Auditor-speak is not memorizable the way service names are memorizable. You have to internalize the lens. This takes practice questions, not flashcards.
Mistake 4: Taking CISA without the experience.
CISA requires 5 years of experience in IS audit, control, or security. Up to 3 years can be waived for education or credentials. If you do not have the experience, you can still take and pass the exam, but you cannot be certified until you accrue it. You have 5 years from exam pass to complete the experience.
The career case
CISA opens specific doors:
- IT audit roles at Big 4 consultancies (Deloitte, PwC, EY, KPMG)
- Internal audit teams at large enterprises
- Regulatory compliance roles
- GRC consulting
Median US salary for CISA-tagged senior roles (90-day sample): $135,000. Director-level: $175,000+. Top of the band (CAE, Chief Audit Executive): $220,000+.
Not the highest-paying cert on a per-hour-of-study basis, but the clearest career track.
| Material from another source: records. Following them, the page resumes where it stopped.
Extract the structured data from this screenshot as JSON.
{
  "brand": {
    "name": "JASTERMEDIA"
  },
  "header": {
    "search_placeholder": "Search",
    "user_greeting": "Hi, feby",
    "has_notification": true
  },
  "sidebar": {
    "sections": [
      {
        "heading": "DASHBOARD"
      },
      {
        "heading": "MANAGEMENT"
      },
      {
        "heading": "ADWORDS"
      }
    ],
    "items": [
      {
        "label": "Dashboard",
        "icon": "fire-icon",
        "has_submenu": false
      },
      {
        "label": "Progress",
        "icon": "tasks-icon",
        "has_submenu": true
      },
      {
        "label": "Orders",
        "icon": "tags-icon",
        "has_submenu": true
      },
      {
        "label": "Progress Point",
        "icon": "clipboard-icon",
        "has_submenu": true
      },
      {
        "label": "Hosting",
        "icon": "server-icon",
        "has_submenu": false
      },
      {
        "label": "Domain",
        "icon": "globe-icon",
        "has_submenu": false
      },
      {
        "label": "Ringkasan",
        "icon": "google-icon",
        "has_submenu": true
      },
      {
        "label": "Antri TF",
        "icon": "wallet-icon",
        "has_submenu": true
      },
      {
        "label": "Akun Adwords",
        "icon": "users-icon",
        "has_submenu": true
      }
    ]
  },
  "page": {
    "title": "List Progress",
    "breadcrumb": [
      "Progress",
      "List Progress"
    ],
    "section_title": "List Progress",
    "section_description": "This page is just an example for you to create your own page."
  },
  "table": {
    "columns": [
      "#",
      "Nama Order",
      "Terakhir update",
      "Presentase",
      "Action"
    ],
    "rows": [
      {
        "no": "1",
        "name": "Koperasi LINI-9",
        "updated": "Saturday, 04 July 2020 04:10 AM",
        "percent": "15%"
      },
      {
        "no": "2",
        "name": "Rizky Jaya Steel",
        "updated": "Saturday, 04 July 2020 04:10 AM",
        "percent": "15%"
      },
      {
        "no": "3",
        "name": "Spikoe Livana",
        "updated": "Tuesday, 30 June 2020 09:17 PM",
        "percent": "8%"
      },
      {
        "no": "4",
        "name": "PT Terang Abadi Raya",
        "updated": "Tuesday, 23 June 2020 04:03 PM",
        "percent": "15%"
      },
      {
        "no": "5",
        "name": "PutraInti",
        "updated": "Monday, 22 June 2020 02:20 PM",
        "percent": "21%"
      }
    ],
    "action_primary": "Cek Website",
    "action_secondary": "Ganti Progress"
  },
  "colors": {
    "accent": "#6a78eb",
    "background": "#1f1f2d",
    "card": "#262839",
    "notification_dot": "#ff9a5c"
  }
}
CISA holders have a well-defined promotion path in a way that many security certs do not.
What CISA does not open
- Hands-on security engineering roles
- Cloud architect roles
- DevOps / SRE roles
- Red team roles
If you are entering CISA hoping it will be useful for these tracks, it will not be. Audit is a specific career.
Why non-auditors take CISA
Three legitimate reasons:
- Career pivot into audit. You want to move from engineering or security to audit/GRC. CISA is the credential that signals the transition.
- Your role touches audit. You are a security manager who deals with auditors constantly and needs to speak their language.
- Compliance-adjacent roles. You work in regulatory compliance (SOX, HIPAA-specific) and audit knowledge is part of the job.
If none of these apply, CISA is the wrong cert for you. Pick one that matches your actual career.
Final exam tips
- Read each stem twice. Auditors write stems that compress multiple considerations into long sentences. Skim-reading is how you lose points.
- Trust "follow the process" over "do the smart thing." The exam rewards process adherence.
- If "most appropriate" or "best course of action" appears in the stem, the answer is probably the audit-canonical answer, not the engineering-pragmatic answer.
- Eliminate extremes first. Answers that say "always" or "never" are usually wrong in CISA; audit is a profession of shades.
Sixty days of deliberate study, done right, produces a first-attempt pass rate of ~72% in our non-auditor cohort. Done poorly, it produces a 45% pass rate. The difference is mostly in how seriously the candidate takes the audit-lens shift.
CISA is a real skill. Respect it and study it for what it is.